So kann Massenskepsis in Massenglauben umschlagen. Der neu bekräftigte Glaube basiert paradoxerweise auf massentauglich gewordenem Misstrauen, dem »Verdacht«, wie der Kunsttheoretiker und Philosoph Boris Groys den Antrieb nennt, der uns die mediale Zeichenproduktion hinterfragen lässt. »Don`\'t trust anybody!« heißt es nicht nur in der »Akte X« und bei Descartes. Dieser fundamentale Verdacht geht über den mittlerweile geläufigen Zweifel an der Abbildfunktion medialer Bilder weit hinaus. Er richtet sich weniger auf manipulative oder propagandistische Techniken, auf Fragen der Simulation oder Wahrhaftigkeit von Bildern und ihrer politischen Instrumentalisierbarkeit, sondern auf das, was in den Bilderzählungen nie vermittelt werden kann: auf die verborgenen Motive und Hintergründe ihrer Produktion.
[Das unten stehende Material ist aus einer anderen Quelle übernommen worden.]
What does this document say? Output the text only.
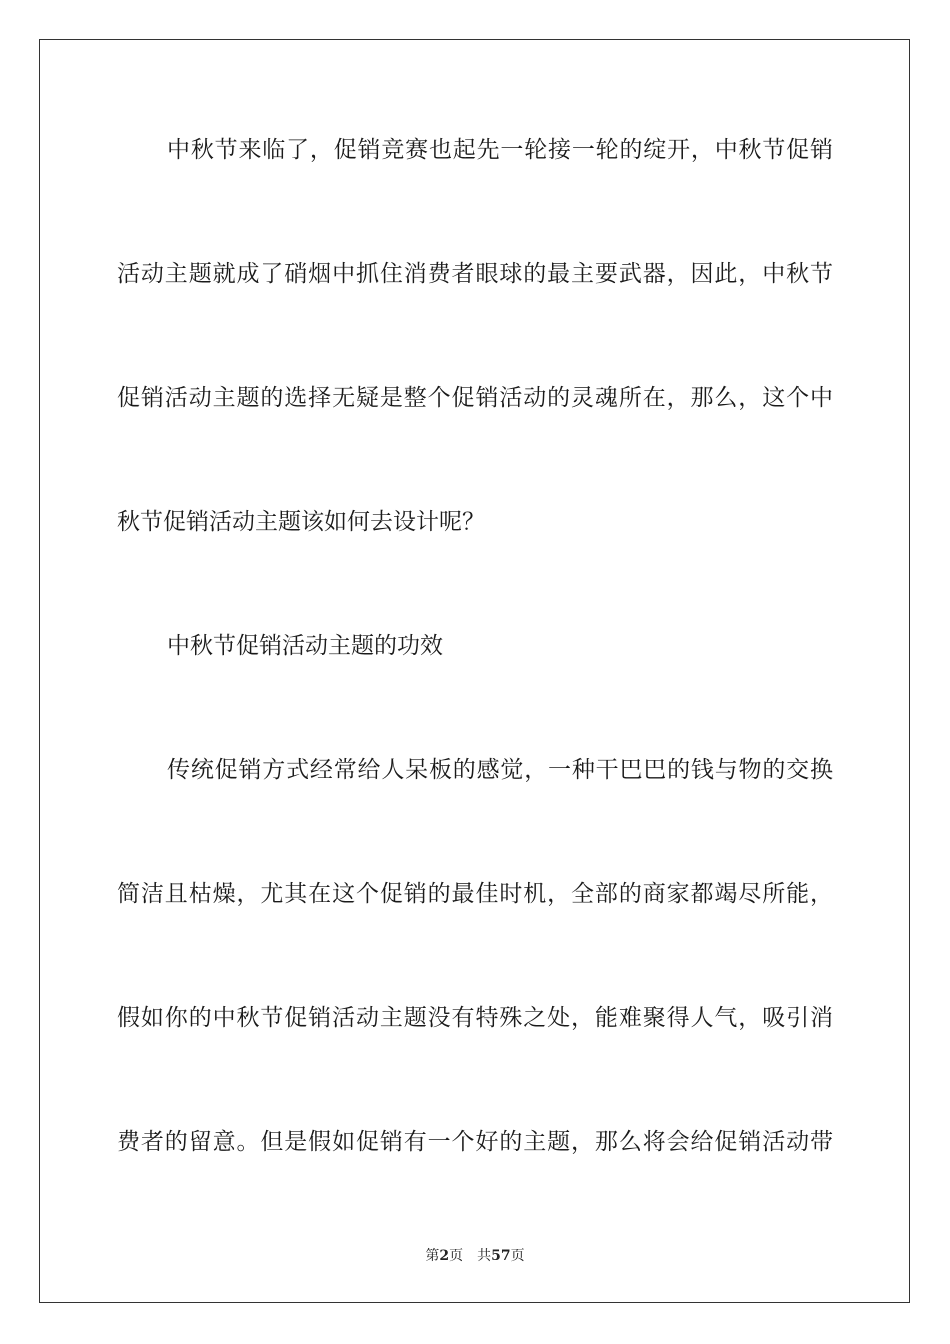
中秋节来临了，促销竞赛也起先一轮接一轮的绽开，中秋节促销
活动主题就成了硝烟中抓住消费者眼球的最主要武器，因此，中秋节
促销活动主题的选择无疑是整个促销活动的灵魂所在，那么，这个中
秋节促销活动主题该如何去设计呢？
中秋节促销活动主题的功效
传统促销方式经常给人呆板的感觉，一种干巴巴的钱与物的交换
简洁且枯燥，尤其在这个促销的最佳时机，全部的商家都竭尽所能，
假如你的中秋节促销活动主题没有特殊之处，能难聚得人气，吸引消
费者的留意。但是假如促销有一个好的主题，那么将会给促销活动带
第2页 共57页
Warum werden wir wann welchem Bild, oder allgemeiner, welchem Zeichen ausgesetzt?
Die Anschläge vom 11. September bieten einen paradigmatischen Projektionsraum für die Verschwörungstheorie, »die einzige Theorie, die unser reales Verhältnis zur medialen Welt beschreibt« (Boris Groys). Warum? Mehrere Kriterien erscheinen hier relevant: der Überraschungseffekt (die Anormalität, die normalisiert werden muss), die Dimension des Schreckens (je erschütternder die Tat, desto glaubwürdiger scheint der paranoide Blick auf den Ausnahmezustand), die dem Terror notwendig innewohnende Medialität (ohne Medienverbund wäre er nicht mehr als ein gewöhnliches Verbrechen).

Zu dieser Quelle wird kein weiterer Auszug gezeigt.